I had no such experience on the train. It was sleek and modern, not a lovely old compartment with a door that opened directly onto the platform. No one sat with me, no one spoke with me. The conductor came through, shouting at someone further down the carriage telling him to get off the train. Then coming into the final section where sat. Again he shouted in Spanish. This part of the compartment turned out was mainly full of American tourists. The cranky conductor shouted again at us. We had no idea what he was saying. The as the train pulled up at the station, he started grabbing suitcases, shouting, saying he was going to throw the suitcases off. Mine was one. An American behind me jumped up to grab his suitcase from the conductor, I followed to see if mine was indeed, in danger. It turns out the cranky conductor didn’t like where we had put our suitcases out of the way and wanted them up the top on the overhead shelves. Rather than see our suitcases thrown off, we did as he said. He then stormed into the cranky conductor’s compartment at the end of the train and slammed the door.
As we travelled through the country-side, I could see the things Nina wrote about. The orchards, the olive groves, the River Guadalevin. The river was not flowing as wildly as Nina described, perhaps because it was autumn, perhaps because of dams and weirs put in place since then. Either way, there were parts that were just dry river beds. I doubt whether Nina saw the proliferation of Eucalyptus which was only introduced into Spain post-WWII. I suspect being a bit of a bush poet, Nina would have loved to have seen the eucalyptus.
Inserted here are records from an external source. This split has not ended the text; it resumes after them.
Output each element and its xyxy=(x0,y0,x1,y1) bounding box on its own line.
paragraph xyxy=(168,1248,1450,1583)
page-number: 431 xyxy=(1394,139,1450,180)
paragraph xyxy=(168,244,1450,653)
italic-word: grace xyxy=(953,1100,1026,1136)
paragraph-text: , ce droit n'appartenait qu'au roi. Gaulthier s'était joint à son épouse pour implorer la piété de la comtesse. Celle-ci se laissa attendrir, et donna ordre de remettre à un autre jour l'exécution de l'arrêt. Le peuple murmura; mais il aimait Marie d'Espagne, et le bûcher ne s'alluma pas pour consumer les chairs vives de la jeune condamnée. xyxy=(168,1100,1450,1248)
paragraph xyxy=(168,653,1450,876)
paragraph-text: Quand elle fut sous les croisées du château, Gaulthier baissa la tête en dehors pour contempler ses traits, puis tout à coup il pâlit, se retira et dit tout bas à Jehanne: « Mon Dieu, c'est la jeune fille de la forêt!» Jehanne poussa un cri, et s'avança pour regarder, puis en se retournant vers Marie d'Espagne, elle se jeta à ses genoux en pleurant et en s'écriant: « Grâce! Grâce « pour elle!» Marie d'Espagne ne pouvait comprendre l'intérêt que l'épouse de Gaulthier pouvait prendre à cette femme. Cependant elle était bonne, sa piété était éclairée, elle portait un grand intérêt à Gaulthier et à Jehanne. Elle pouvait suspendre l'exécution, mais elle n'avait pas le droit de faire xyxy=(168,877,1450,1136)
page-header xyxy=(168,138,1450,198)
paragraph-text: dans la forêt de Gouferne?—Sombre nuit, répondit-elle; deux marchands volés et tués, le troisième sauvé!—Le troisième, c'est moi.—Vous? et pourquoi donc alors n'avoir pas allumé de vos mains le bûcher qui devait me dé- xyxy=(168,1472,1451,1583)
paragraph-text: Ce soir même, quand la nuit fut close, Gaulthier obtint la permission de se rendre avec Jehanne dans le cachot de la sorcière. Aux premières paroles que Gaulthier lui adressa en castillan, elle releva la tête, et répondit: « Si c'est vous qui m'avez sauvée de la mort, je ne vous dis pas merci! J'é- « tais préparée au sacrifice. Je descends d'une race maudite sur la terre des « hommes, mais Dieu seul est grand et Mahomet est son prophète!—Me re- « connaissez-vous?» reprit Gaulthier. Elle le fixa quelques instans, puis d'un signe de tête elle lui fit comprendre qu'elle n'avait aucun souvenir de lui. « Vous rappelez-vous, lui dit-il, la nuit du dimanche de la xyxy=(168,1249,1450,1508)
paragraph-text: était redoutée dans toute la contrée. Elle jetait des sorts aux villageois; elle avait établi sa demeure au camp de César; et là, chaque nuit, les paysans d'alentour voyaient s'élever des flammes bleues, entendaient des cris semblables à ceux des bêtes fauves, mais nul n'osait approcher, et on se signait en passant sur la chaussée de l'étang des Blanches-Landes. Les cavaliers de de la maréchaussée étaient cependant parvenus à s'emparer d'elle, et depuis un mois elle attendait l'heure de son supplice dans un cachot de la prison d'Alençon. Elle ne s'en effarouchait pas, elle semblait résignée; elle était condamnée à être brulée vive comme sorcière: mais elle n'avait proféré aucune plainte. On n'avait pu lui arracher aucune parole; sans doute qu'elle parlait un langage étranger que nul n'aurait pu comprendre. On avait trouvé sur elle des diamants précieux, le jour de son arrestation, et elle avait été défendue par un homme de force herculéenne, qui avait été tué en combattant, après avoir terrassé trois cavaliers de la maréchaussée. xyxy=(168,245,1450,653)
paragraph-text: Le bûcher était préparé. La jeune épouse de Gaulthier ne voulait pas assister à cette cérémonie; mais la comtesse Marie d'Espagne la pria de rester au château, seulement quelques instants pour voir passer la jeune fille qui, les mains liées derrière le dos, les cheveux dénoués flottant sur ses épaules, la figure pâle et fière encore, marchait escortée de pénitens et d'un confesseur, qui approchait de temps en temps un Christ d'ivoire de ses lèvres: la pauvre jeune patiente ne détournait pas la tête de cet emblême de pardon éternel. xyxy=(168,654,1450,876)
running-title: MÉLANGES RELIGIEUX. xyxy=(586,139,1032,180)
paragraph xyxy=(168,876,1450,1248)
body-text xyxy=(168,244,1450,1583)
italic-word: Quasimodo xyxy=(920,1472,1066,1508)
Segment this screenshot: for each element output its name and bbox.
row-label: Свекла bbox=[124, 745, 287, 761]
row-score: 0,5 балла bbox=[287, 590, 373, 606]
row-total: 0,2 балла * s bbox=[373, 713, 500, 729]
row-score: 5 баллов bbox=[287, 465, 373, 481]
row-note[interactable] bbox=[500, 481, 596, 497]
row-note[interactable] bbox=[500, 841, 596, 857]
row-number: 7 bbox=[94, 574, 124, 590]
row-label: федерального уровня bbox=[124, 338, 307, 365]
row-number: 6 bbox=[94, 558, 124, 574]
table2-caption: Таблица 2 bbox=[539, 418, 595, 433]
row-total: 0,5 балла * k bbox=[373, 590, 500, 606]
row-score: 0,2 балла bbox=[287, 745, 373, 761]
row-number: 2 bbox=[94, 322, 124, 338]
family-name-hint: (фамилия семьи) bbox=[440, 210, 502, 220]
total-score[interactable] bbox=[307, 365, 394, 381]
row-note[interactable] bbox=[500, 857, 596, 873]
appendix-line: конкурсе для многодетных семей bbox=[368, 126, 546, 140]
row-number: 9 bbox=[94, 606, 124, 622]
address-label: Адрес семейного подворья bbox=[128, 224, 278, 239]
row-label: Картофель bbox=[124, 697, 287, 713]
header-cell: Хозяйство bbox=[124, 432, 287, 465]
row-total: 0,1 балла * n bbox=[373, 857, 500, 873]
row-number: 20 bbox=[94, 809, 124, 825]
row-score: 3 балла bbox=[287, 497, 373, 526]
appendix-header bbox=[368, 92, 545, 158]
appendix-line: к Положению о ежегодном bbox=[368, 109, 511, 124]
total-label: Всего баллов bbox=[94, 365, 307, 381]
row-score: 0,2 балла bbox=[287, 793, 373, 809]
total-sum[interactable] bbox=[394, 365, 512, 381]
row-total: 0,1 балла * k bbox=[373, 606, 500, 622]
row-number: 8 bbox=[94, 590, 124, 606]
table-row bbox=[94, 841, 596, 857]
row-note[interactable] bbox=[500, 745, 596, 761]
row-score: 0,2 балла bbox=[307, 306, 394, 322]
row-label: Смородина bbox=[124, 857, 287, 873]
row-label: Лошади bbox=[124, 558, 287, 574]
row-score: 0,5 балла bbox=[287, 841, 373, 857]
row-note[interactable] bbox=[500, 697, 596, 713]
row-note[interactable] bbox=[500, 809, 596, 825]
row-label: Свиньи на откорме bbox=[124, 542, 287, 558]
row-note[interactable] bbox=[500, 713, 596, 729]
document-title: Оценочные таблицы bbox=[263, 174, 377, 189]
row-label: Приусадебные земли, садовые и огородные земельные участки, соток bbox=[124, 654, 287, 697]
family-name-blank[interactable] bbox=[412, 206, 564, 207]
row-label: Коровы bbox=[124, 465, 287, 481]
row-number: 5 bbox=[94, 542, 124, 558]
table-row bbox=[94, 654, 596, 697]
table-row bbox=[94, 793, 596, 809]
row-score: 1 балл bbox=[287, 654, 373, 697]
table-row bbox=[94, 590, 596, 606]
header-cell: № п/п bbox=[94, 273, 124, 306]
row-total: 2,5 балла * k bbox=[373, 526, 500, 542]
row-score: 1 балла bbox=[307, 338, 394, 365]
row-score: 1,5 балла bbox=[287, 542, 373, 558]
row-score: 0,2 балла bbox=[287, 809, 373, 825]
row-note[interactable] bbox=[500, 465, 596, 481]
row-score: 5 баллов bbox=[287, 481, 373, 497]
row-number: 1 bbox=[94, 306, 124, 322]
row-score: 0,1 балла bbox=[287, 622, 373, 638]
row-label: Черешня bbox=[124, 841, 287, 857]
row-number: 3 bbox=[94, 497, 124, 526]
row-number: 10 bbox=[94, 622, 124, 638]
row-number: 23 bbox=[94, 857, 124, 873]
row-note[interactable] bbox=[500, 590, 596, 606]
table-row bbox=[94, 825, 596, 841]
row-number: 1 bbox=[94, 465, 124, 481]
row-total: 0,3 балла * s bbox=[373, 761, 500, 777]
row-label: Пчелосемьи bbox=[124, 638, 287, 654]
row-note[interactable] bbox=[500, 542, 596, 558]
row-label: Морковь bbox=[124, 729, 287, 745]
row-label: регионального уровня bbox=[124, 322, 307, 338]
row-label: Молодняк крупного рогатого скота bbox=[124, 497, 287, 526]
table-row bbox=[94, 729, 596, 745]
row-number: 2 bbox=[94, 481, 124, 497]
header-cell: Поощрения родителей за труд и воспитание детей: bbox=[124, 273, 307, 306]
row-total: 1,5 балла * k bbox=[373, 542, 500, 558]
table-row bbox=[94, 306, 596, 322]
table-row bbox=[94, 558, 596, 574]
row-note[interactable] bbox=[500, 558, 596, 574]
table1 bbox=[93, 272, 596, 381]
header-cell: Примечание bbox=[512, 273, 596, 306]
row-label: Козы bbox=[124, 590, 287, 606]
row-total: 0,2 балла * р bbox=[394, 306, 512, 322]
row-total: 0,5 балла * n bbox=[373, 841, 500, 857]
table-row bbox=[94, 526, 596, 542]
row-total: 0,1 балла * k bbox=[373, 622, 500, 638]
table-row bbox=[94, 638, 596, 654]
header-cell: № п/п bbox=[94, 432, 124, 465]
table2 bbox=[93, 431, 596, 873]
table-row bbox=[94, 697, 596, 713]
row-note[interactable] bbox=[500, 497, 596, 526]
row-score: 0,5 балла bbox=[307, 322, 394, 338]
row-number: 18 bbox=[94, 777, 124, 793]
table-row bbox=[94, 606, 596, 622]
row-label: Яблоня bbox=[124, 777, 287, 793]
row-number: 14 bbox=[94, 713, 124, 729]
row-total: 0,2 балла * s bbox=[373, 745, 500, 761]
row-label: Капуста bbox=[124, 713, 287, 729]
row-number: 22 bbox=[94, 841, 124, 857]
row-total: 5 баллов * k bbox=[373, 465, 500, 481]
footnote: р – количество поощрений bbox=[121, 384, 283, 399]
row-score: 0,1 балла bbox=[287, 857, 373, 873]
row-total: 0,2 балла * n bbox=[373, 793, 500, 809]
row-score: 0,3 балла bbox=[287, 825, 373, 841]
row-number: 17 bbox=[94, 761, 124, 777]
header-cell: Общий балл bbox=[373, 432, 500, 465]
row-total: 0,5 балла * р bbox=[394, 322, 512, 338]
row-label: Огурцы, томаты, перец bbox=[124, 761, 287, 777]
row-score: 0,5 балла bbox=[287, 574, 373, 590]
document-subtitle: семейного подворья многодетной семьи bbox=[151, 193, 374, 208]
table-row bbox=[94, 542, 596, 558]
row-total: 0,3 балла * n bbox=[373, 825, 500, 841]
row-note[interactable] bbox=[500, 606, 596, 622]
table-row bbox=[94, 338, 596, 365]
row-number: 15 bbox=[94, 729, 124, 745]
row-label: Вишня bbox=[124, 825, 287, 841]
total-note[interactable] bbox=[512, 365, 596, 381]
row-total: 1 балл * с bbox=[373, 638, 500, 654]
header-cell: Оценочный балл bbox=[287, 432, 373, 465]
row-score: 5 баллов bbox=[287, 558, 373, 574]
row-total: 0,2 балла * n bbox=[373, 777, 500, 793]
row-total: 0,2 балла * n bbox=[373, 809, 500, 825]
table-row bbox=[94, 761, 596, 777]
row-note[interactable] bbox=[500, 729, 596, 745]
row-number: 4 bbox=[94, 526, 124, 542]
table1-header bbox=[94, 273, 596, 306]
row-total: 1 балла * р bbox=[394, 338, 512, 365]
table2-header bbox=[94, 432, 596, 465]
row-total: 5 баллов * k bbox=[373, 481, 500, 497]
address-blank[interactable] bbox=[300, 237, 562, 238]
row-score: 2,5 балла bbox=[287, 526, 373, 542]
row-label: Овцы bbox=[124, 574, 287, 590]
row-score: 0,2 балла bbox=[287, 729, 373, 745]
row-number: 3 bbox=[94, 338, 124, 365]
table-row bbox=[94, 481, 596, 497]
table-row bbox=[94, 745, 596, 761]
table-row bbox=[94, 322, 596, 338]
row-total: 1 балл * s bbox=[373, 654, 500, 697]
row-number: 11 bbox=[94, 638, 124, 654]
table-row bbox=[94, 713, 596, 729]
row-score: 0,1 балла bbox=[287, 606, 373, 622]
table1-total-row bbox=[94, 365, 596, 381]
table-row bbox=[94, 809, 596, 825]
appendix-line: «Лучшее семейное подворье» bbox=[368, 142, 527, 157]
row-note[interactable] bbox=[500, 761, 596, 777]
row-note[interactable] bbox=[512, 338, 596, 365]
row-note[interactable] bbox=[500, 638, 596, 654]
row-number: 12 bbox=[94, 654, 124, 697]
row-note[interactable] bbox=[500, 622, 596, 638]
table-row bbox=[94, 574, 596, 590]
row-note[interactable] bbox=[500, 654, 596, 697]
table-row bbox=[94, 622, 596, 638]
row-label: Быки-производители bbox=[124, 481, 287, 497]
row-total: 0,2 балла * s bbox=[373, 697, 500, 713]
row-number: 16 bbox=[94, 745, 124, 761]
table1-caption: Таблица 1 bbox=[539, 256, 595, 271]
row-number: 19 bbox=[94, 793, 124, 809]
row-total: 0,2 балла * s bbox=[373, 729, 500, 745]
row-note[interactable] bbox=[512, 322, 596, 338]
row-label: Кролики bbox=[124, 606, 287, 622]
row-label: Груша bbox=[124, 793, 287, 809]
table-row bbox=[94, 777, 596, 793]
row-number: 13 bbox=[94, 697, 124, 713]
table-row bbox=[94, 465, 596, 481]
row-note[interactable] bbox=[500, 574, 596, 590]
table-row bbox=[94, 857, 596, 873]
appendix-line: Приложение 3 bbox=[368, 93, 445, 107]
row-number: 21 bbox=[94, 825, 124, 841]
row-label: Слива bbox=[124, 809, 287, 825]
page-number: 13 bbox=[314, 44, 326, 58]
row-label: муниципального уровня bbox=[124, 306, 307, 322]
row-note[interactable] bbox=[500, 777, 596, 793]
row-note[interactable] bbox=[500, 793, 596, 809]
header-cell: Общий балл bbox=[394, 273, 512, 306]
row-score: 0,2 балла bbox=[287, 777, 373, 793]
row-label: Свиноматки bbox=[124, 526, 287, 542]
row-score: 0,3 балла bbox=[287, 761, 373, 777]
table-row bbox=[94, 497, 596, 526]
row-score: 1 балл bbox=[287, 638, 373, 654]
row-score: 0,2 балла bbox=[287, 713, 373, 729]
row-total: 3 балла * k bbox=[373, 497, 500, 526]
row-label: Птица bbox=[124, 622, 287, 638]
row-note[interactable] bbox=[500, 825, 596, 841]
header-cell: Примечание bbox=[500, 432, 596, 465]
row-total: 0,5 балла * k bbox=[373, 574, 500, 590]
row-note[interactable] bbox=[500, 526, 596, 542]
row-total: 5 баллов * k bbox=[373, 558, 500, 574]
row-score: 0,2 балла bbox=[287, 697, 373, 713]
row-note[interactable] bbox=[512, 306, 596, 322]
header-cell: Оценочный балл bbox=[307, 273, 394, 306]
The train stopped at some very picturesque villages along the way. All of which I would loved to have gotten off the train to explore. Even the stations themselves, were quite beautiful, with lovely old Spanish architecture and planted gardens. At last we arrived in Ronda. I pulled my bag from the overhead and off the train I jumped. In Spain, the train stations are usually out of the town, but in Ronda it was actually in the town. I walked to my accommodation, I knew it was near where Nina stayed, but as she didn’t name the hotel, I got as close to it as I possibly could. Very close to the Puente Nuevo, the new bridge. It’s actually a very, very old bridge. I knew Nina could hear the water from the River Taja and the waterfalls into it from the gorge Ronda is build upon. The hotels around here are very expensive in centuries old buildings. I walked there after I dropped my bags.
Ronda is easily the most beautiful town I have ever seen. Both in the natural beauty of the surrounding views and the town itself. It was after lunch but I could not stop walking around. Through the hanging gardens, down to the gorge, up over the bridge and then another. I needed something to eat. Nina had lamented the fact that Ronda was barely mentioned in any tour guides. She complains that even Baedeker, the guidebook of the day, rarely mentions Ronda. That much has changed. The town was pulsating with tourists and tourist coaches as I walked around. The restaurants are over-priced and the souvenir shops virtually leap out at you. I bought a bocadillo – a Spanish sandwich (read sandwich on steroids) and found a quiet park. I sat on an old stone wall, looking out at the view and smiled. I bet that is what Nina did too.